Dengan demikian, perundungan dapat dimaknai sebagai segala bentuk penindasan atau kekerasan yang dilakukan dengan sengaja oleh satu atau sekelompok orang terhadap orang lain, bertujuan untuk memberi tekanan dan menyakiti serta dilakukan secara terus menerus. Indikasi bullying telah terjadi bila seseorang merasa tidak nyaman dan timbul perasaan sakit hati serta dendam atas perbuatan orang lain padanya.


Adapun perundungan terjadi dalam beberapa bentuk tindakan, yaitu pertama, perundungan verbal. Bentuk tindakan perundungan ini merupakan bentuk penindasan yang paling umum dan sering terjadi. Kekerasan ini terjadi tanpa mengenal jenis kelamin, usia ataupun strata sosial, mudah dilakukan pada siapa saja baik orang dewasa serta teman sebaya, tanpa terdeteksi. Kekerasan verbal dapat berupa memberi julukan nama, celaan, fitnah, kritik kejam, penghinaan, dan pernyataan bernuansa tidak senonoh.


Kedua, perundungan fisik. Perundungan ini merupakan jenis yang paling tampak dan paling mudah diidentifikasi di antara bentuk-bentuk penindasan lainnya. Jenis penindasan ini diantaranya menampar, mendorong, mencubit, menjambak, menendang, meninju. Termasuk juga meludahi anak yang ditindas serta merusak barang-barang milik anak yang menjadi korban perundungan.


Ketiga, perundungan sosial. Jenis kekerasan seperti ini mungkin paling sulit dideteksi dari luar. Penindasan sosial merupakan pelemahan harkat korban penindasan secara sistematis melalui pengucilan, membeda-bedakan, juga pendiaman. Korban perundungan mungkin tidak mendengar gosip itu, namun tetap akan mengalami dampaknya yang tidak menyenangkan dan menimbulkan trauma.

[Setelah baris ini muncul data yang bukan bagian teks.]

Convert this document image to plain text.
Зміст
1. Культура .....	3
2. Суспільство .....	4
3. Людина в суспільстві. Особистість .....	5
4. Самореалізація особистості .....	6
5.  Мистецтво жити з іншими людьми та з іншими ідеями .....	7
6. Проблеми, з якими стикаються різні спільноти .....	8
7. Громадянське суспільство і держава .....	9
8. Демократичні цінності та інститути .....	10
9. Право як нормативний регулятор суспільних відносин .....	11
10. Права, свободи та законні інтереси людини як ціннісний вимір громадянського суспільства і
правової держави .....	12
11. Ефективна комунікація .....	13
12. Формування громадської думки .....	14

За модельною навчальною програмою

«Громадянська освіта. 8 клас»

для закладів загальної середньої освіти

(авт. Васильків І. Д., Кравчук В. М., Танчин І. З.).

Keempat, perundungan siber. Jenis perundungan ini adalah bentuk terbaru sebagai ekses semakin berkembangnya teknologi, internet, dan media sosial. Pada intinya korban terus menerus mendapatkan pesan negatif dari pelaku pesan di internet dan media sosial lainnya. Bentuknya mengirim pesan tulisan yang menyakitkan atau menggunakan gambar, meninggalkan pesan voicemail yang kejam, menelepon terus menerus tanpa henti namun tidak mengatakan apa-apa, memerolok di media sosial dengan mengirimkan berbagai pesan yang menyakiti, menghina,dan mengancam.


Bullying dapat terjadi dimana saja dan kapan saja, dapat berlangsung dalam 24 jam, baik di dunia nyata ataupun dunia maya. Di sekolah bisa terjadi di kelas, di halaman, di kantin, di kamar kecil, di perpustakaan, di lorong-lorong sekolah dan di tempat-tempat sepi. Bentuk kekerasan ini biasanya dilakukan oleh senior kepada junior, tetapi mungkin juga teman satu angkatan. Umumnya bullying dari senior kepada junior merupakan tradisi. Sedangakan di dunia maya perundungan melalui media sosial dan pesan elektronik, baik ancaman, terror, atau intimadasi yang menyebabkan korban ketakutan juga tidak nyaman.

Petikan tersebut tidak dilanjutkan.